Alcuni indizi rivelano la prossima grande mossa dell'industria petrolifera e del gas, falcidiata dal calo della domanda di combustibili fossili: un mare di plastica si prepara a invadere il mondo.

Le aziende petrolifere, chiamate affettuosamente Big Oil, sono state duramente colpite dai programmi energetici di Stati Uniti, Unione Europea e Cina, volti a raggiungere la neutralità carbonica entro il 2050. Ancor più colpite dalla pandemia di coronavirus, tanto che Royal Dutch Shell ha visto i suoi profitti calare del 71% tra il 2019 e il 2020. Milioni di aziende sarebbero fallite per molto meno.

Ma non basta: il futuro è ancor più fosco, se è vero che aumenterà la trazione elettrica, quella alimentata dalle energie rinnovabili. Il calo della domanda di petrolio e gas naturale sarà ancora più marcato. Tuttavia, c'è ancora una speranza per il settore. Hanno previsto che l'etano, un sottoprodotto del gas naturale utilizzato per produrre plastica, sarà un mercato in crescita.

Le moderne raffinerie non si limitano a frazionare il prodotto greggio in gas, benzine, gasolio, oli lubrificanti e peci. Attraverso un procedimento chiamato 'cracking', sono in grado di rompere le molecole e ricavare percentuali predeterminate di tutte queste materie, a cui si aggiunge la plastica, a seconda delle necessità commerciali. È così che da una sovrapproduzione di gas, come per magia, si può produrre plastica, come se il mondo non ne avesse già abbastanza.

shell_etano.jpgTeake Zuidema, scrittrice e fotografa per Nexus Media, ha fatto un viaggio lungo il fiume Ohio, in Pennsylvania (USA), e ha scoperto che la plastica avrà un posto di rilievo nel futuro del settore petrolifero e del gas, con tremende conseguenze per l'ambiente. Nella contea di Beaver, vicino al confine con l'Ohio, un vasto complesso di acciaio e cemento sta sorgendo sulla riva meridionale del fiume. Nei prossimi due anni, Shell utilizzerà questa struttura, che costerà 6 miliardi di dollari, per trasformare il gas etano, ricavato dal fracking (vedi Ancora sul fracking), in polietilene, un tipo di plastica.

Zuidema ha descritto un sistema di condutture di 160 km, per portare 100.000 barili di etano al giorno nell'impianto di cracking, che ne spaccherà le molecole per produrre plastica. Come sempre avviene per il settore, a un enorme impatto ambientale corrisponde un impatto sul lavoro piuttosto modesto: a regime, la fabbrica impiegherà circa 600 persone a tempo pieno. Un po' poco per rilanciare l'economia.
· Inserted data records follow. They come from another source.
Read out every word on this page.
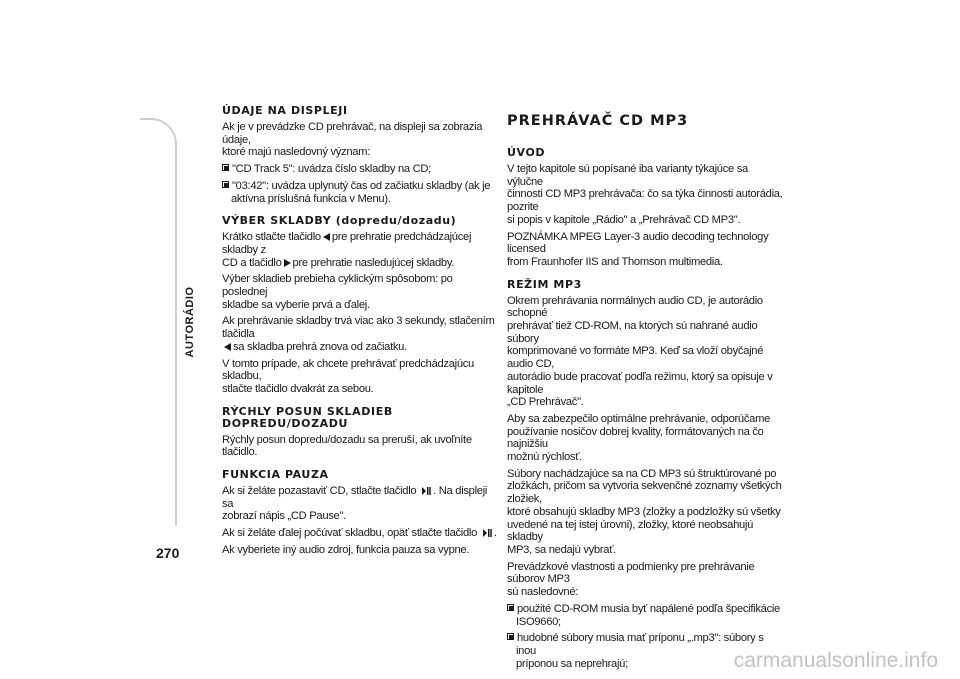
AUTORÁDIO
270
ÚDAJE NA DISPLEJI

Ak je v prevádzke CD prehrávač, na displeji sa zobrazia údaje,
ktoré majú nasledovný význam:

"CD Track 5": uvádza číslo skladby na CD;

"03:42": uvádza uplynutý čas od začiatku skladby (ak je
aktívna príslušná funkcia v Menu).

VÝBER SKLADBY (dopredu/dozadu)

Krátko stlačte tlačidlo pre prehratie predchádzajúcej skladby z
CD a tlačidlo pre prehratie nasledujúcej skladby.

Výber skladieb prebieha cyklickým spôsobom: po poslednej
skladbe sa vyberie prvá a ďalej.

Ak prehrávanie skladby trvá viac ako 3 sekundy, stlačením tlačidla
sa skladba prehrá znova od začiatku.

V tomto prípade, ak chcete prehrávať predchádzajúcu skladbu,
stlačte tlačidlo dvakrát za sebou.

RÝCHLY POSUN SKLADIEB
DOPREDU/DOZADU

Rýchly posun dopredu/dozadu sa preruší, ak uvoľníte tlačidlo.

FUNKCIA PAUZA

Ak si želáte pozastaviť CD, stlačte tlačidlo . Na displeji sa
zobrazí nápis „CD Pause".

Ak si želáte ďalej počúvať skladbu, opäť stlačte tlačidlo .

Ak vyberiete iný audio zdroj, funkcia pauza sa vypne.

PREHRÁVAČ CD MP3
ÚVOD

V tejto kapitole sú popísané iba varianty týkajúce sa výlučne
činnosti CD MP3 prehrávača: čo sa týka činnosti autorádia, pozrite
si popis v kapitole „Rádio" a „Prehrávač CD MP3".

POZNÁMKA MPEG Layer-3 audio decoding technology licensed
from Fraunhofer IIS and Thomson multimedia.

REŽIM MP3

Okrem prehrávania normálnych audio CD, je autorádio schopné
prehrávať tiež CD-ROM, na ktorých sú nahrané audio súbory
komprimované vo formáte MP3. Keď sa vloží obyčajné audio CD,
autorádio bude pracovať podľa režimu, ktorý sa opisuje v kapitole
„CD Prehrávač".

Aby sa zabezpečilo optimálne prehrávanie, odporúčame
používanie nosičov dobrej kvality, formátovaných na čo najnižšiu
možnú rýchlosť.

Súbory nachádzajúce sa na CD MP3 sú štruktúrované po
zložkách, pričom sa vytvoria sekvenčné zoznamy všetkých zložiek,
ktoré obsahujú skladby MP3 (zložky a podzložky sú všetky
uvedené na tej istej úrovni), zložky, ktoré neobsahujú skladby
MP3, sa nedajú vybrať.

Prevádzkové vlastnosti a podmienky pre prehrávanie súborov MP3
sú nasledovné:

použité CD-ROM musia byť napálené podľa špecifikácie
ISO9660;

hudobné súbory musia mať príponu „.mp3": súbory s inou
príponou sa neprehrajú;	carmanualsonline.info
Permessi speciali saranno accordati alla produzione di inquinamento. Un'indagine dell'emittente televisiva di Pittsburgh WTAE ha scoperto che all'impianto di cracking sarà consentito di produrre più emissioni rispetto ai peggiori inquinatori dello stato. L'impianto potrà produrre più di 2 milioni di tonnellate di anidride carbonica ogni anno, oltre a più di 500 tonnellate di composti organici volatili, responsabili di mal di testa, nausea e danni al sistema nervoso. La gente del posto teme che l'impianto di cracking lasci una scia di contaminazione proprio come le acciaierie che sono venute prima.

Ma la cosa interessante è che tutto questo inquinamento atmosferico, servirà a generare un flusso costante di plastica difficilmente riciclabile, la maggior parte della quale finirà come rifiuto.

Tutto questo si scontra con la crescente impopolarità della plastica, tanto che Shell ha aderito all'Alliance to End Plastic Waste, un gruppo composto principalmente da società petrolchimiche, che prevede di investire 1,5 miliardi di dollari per ridurre al minimo i rifiuti di plastica e promuovere il riciclo.

Un comportamento, quello di Shell, che pare essere schizofrenico, ma solo apparentemente. I soldi che investe nel disinquinamento della plastica sono solo greenwashing. Le cifre vere (6 miliardi solo per l'impianto di Beaver, ricordiamo) sono investite per continuare a produrre prodotti di plastica. Oggetti che esauriscono la propria utilità in pochi minuti, ma poi rimangono nell'ambiente per 450 anni.

Negli Stati Uniti, meno del 10% della plastica viene effettivamente riciclata. A livello mondiale, siamo sul 14%. Nello stabilimento Greenstar Recycling, a sole 20 miglia a sud dell'impianto di cracking della Shell, si accumulano rifiuti di plastica che l'impianto non riesce a trattare, ma questa è solo la punta dell'iceberg.

Gran parte della plastica che non viene bruciata o riciclata finisce negli oceani, nei laghi e nei corsi d'acqua. Prepariamoci a vedere aumentare questi flussi. Big Oil è già all'opera.